Connolly begins with a nuanced portrait of Ireland in the late 15th century, one that challenges the clichés of declining English rule and political dependency upon the Irish lords. He argues that the descendants of the medieval English conquest were not as Gaelicized as traditionally thought, as the cultural boundaries between the Gaelic and English lands were blended rather than sharply divided. Moreover, he sees English rule expanding rather than contracting during this period, with “a mutually acceptable balance of interests” established between the English crown and the leading Irish nobility. It was during this time that the Kildares emerged as the dominant political power, a position they would hold for the next three generations. This, Connolly notes, illustrates the paradox of English power in Ireland at that time, that rule on the cheap was only possible by relying upon a powerful local magnate, yet such reliance on these “overmighty subjects” left English rule vulnerable to challenges from these figures.
It is this paradox which helps to explain why the English rulers abandoned a working governing relationship in the early 16th century, as Henry VII and his ministers, particularly Thomas Cromwell, sought to expand English control and the rule of English law. Their goal was to transform Irish nobles from autonomous lords to magnates who exercised local power on behalf of the crown. Yet Henry and his successors still proved unwilling to invest the resources necessary to achieve control. Even after the suppression of the Kildare revolt in 1535, Henry’s governors – most notably Anthony St Leger – pursued assimilation on the cheap, using a mixture of bribes and occasional force to Anglicize Ireland gradually.
Yet the Gaelic system persisted, largely because of the failure of the English to provide the resources necessary to establish a central authority necessary to make it obsolete. By the 1580s, the English government decided to adopt a new policy – colonization. Beginning with the Munster Revolt, the English confiscated land from the leading rebels and awarded it to “undertakers” – Englishmen who pledged to settle the land in return for their allocation. Unlike earlier English settlers these new transplants were Protestant, injecting a stable population of recusants into a land which until then had experienced the Reformation only superficially.
It is within this context of the growing extension of English control, coupled with the rapaciousness of English officials in dealing with Gaelic lords, that Connolly sees as critical to understanding the circumstances of Tyrone’s rebellion. He depicts Tyrone himself as a man of two worlds – Gaelic by birth, yet heavily influenced by English culture in his upbringing. Tyrone’ nine-year campaign against the English served in retrospect as the last major Gaelic effort to overthrow English rule; its defeat paved the way for its ultimate establishment throughout the island, which Connolly describes in clear yet succinct detail.
Yet the end of Tyrone’s rebellion had even more far reaching consequences. The final defeat of the Gaelic lords made the role of the Old English as a loyal alternative to the Gaels less important, and their recusancy correspondingly more so. Connolly concludes by describing the religious changes Ireland underwent in the decades that followed, and their role in shaping and changing Irish identities, with a epilogue that foreshadows the turmoil that lay ahead, turmoil for which the new Protestant ruling class was ill-prepared to face.

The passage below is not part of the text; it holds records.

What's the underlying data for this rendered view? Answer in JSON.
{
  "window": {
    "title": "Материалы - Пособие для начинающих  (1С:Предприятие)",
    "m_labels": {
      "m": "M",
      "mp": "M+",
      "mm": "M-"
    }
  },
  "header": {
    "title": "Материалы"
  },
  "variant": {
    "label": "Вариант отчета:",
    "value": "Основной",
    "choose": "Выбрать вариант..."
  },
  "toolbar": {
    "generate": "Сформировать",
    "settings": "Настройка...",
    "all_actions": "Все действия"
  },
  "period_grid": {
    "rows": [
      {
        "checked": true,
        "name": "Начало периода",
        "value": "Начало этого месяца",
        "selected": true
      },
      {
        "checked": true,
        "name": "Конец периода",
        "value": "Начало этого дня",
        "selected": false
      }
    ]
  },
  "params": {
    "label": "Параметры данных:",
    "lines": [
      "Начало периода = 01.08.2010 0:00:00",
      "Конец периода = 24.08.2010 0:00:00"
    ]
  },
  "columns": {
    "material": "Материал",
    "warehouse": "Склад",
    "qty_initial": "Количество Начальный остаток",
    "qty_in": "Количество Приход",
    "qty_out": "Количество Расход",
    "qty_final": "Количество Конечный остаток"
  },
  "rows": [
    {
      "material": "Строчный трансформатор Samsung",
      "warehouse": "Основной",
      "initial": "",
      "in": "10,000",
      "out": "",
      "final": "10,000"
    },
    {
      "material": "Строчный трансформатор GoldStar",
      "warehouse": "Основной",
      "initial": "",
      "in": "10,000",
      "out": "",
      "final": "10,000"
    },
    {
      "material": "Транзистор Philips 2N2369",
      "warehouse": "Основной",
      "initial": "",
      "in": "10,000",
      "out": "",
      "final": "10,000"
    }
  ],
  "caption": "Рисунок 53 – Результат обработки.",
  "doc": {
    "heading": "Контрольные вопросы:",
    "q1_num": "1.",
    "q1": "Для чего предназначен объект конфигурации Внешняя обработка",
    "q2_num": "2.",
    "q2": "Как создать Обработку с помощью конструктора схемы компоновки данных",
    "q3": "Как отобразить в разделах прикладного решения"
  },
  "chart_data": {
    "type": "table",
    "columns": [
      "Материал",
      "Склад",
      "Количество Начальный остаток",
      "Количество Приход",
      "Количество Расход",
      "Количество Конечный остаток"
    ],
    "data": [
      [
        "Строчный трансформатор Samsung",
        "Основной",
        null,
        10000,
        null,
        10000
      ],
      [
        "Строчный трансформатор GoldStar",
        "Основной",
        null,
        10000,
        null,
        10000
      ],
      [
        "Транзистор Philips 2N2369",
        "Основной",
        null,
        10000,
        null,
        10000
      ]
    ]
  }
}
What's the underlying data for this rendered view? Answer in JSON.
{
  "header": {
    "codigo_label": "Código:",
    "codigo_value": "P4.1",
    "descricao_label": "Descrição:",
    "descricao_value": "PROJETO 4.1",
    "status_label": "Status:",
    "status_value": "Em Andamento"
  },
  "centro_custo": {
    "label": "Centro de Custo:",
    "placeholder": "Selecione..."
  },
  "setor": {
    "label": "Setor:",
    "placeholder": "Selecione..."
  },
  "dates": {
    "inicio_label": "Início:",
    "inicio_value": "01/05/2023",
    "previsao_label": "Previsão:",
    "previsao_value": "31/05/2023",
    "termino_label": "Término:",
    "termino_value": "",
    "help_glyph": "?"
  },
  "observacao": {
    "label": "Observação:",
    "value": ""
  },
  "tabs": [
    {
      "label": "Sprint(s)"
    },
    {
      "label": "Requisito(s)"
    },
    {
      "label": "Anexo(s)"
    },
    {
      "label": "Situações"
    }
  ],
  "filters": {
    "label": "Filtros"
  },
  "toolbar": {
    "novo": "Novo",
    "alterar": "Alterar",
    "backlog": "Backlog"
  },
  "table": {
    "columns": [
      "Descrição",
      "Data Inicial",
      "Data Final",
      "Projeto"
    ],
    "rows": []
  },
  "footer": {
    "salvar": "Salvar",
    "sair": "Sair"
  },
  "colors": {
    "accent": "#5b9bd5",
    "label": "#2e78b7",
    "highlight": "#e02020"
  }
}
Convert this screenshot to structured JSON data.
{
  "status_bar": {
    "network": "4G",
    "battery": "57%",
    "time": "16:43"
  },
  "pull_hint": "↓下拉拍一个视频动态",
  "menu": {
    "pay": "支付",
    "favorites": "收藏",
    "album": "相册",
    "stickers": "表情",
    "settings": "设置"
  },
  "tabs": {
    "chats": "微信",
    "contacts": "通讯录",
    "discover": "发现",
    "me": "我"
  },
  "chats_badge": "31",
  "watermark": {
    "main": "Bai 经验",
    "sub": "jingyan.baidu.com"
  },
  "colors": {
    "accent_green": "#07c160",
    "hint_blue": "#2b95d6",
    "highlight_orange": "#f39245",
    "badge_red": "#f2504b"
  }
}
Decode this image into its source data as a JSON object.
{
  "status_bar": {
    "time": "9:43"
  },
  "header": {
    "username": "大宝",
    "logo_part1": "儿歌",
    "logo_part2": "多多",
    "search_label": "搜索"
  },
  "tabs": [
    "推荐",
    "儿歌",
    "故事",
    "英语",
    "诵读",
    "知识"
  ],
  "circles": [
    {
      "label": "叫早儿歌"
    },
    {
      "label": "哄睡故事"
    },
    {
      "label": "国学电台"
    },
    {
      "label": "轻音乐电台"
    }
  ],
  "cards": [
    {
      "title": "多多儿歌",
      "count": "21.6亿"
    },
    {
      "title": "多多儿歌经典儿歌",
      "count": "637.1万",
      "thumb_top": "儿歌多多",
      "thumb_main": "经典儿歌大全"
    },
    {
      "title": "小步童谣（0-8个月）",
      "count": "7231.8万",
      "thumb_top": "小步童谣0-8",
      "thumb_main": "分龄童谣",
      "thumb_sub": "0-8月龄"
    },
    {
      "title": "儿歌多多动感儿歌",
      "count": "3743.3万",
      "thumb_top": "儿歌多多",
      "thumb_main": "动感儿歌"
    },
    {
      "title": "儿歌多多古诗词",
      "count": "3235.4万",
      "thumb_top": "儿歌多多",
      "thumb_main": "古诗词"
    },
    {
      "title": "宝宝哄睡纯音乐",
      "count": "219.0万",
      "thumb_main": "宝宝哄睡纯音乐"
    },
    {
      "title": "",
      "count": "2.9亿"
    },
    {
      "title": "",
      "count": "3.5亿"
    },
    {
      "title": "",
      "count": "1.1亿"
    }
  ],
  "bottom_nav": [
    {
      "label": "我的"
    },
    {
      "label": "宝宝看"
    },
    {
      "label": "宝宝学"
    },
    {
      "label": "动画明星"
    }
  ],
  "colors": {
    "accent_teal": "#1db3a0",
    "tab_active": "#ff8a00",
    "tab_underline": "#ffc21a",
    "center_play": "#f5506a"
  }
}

Well written and convincingly argued, Connolly’s book is a superb survey of the era. While particularly strong on the religious and political developments of the period, his examination leave little out, encompassing its economics, society, and culture as well. I finished the book eager for the second volume, which given that it will cover the years that are the focus of Connolly’s previous research, is likely to be an even more impressive work, creating what is certain to be the standard text on early modern Ireland for decades to come.